Flash infusing is our new favorite kitchen trick. You get a lot of the flavor of slow-infusing in a tiny fraction of the time. Don’t worry if you don’t have a cream whipper handy, you can still make chile-infused alcohol. Just slow-infuse dried ghost chilies (or other dried chilies) using the technique in this ghost chile vodka recipe.
See How to Flash Infuse Alcohol for more infusion recipes.
Ingredients: (Makes 120ml)
1/4 – 1/10 of a Fresh Ghost Chile, thinly sliced (remove the seeds for less heat)
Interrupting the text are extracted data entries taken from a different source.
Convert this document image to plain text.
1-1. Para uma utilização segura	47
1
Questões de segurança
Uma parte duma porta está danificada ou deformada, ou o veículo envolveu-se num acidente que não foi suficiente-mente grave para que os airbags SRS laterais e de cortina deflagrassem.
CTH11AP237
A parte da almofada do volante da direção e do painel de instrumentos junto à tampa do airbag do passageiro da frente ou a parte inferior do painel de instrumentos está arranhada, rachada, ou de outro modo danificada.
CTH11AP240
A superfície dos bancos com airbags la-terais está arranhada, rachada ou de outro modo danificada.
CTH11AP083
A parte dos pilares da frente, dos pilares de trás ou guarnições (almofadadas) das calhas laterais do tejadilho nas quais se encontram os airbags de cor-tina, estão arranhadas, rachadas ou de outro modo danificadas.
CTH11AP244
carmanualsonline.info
120ml of tequila (we used Milagro Silver)
1 N20 Cream Whipper Charger
Cream Foamer/Whipper (we use an iSi Gourmet Whip Plus, .5L)
Fine Mesh Strainer
1. Load the whipper with room temperature vodka.
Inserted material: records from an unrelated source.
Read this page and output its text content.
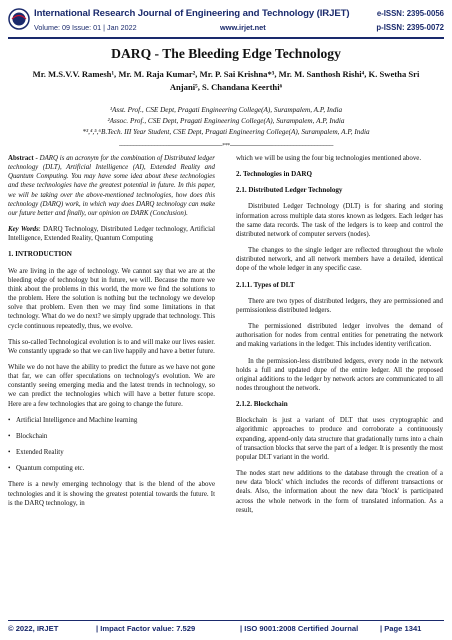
International Research Journal of Engineering and Technology (IRJET)
Volume: 09 Issue: 01 | Jan 2022	www.irjet.net
e-ISSN: 2395-0056
p-ISSN: 2395-0072
DARQ - The Bleeding Edge Technology
Mr. M.S.V.V. Ramesh¹, Mr. M. Raja Kumar², Mr. P. Sai Krishna*³, Mr. M. Santhosh Rishi⁴, K. Swetha Sri Anjani⁵, S. Chandana Keerthi⁶
¹Asst. Prof., CSE Dept, Pragati Engineering College(A), Surampalem, A.P, India
²Assoc. Prof., CSE Dept, Pragati Engineering College(A), Surampalem, A.P, India
*³,⁴,⁵,⁶B.Tech. III Year Student, CSE Dept, Pragati Engineering College(A), Surampalem, A.P, India
---------------------------------------------------------------------***---------------------------------------------------------------------

Abstract - DARQ is an acronym for the combination of Distributed ledger technology (DLT), Artificial Intelligence (AI), Extended Reality and Quantum Computing. You may have some idea about these technologies and these technologies have the greatest potential in future. In this paper, we will be taking over the above-mentioned technologies, how does this technology (DARQ) work, in which way does DARQ technology can make our future better and finally, our opinion on DARK (Conclusion).

Key Words: DARQ Technology, Distributed Ledger technology, Artificial Intelligence, Extended Reality, Quantum Computing

1. INTRODUCTION

We are living in the age of technology. We cannot say that we are at the bleeding edge of technology but in future, we will. Because the more we think about the problems in this world, the more we find the solutions to the problem. Here the solution is nothing but the technology we develop solve that problem. Even then we may find some limitations in that technology. What do we do next? we simply upgrade that technology. This cycle continuous repeatedly, thus, we evolve.

This so-called Technological evolution is to and will make our lives easier. We constantly upgrade so that we can live happily and have a better future.

While we do not have the ability to predict the future as we have not gone that far, we can offer speculations on technology's evolution. We are constantly seeing emerging media and the latest trends in technology, so we can predict the technologies which will have a better future scope. Here are a few technologies that are going to change the future.

• Artificial Intelligence and Machine learning
• Blockchain
• Extended Reality
• Quantum computing etc.

There is a newly emerging technology that is the blend of the above technologies and it is showing the greatest potential towards the future. It is the DARQ technology, in

which we will be using the four big technologies mentioned above.

2. Technologies in DARQ
2.1. Distributed Ledger Technology

Distributed Ledger Technology (DLT) is for sharing and storing information across multiple data stores known as ledgers. Each ledger has the same data records. The task of the ledgers is to keep and control the distributed network of computer servers (nodes).

The changes to the single ledger are reflected throughout the whole distributed network, and all network members have a detailed, identical dope of the whole ledger in any specific case.

2.1.1. Types of DLT

There are two types of distributed ledgers, they are permissioned and permissionless distributed ledgers.

The permissioned distributed ledger involves the demand of authorisation for nodes from central entities for penetrating the network and making variations in the ledger. This includes identity verification.

In the permission-less distributed ledgers, every node in the network holds a full and updated dupe of the entire ledger. All the proposed original additions to the ledger by network actors are communicated to all nodes throughout the network.

2.1.2. Blockchain

Blockchain is just a variant of DLT that uses cryptographic and algorithmic approaches to produce and corroborate a continuously expanding, append-only data structure that gradationally turns into a chain of transaction blocks that serve the part of a ledger. It is presently the most popular DLT variant in the world.

The nodes start new additions to the database through the creation of a new data 'block' which includes the records of different transactions or deals. Also, the information about the new data 'block' is participated across the whole network in the form of translated information. As a result,

© 2022, IRJET	| Impact Factor value: 7.529	| ISO 9001:2008 Certified Journal	| Page 1341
2.Add the sliced ghost chile.
3. Charge the whipper with N2O gas.
4. Gently swirl the bottom of the whipper for 30 seconds.
5. Let the whipper stand for an additional 30 seconds.
6. Release the gas.
7. Pour out the alcohol through a fine mesh strainer.
Rinse out the whipper’s canister completely before infusing another flavor.
8. Drink on the rocks or use in cocktails & other recipes.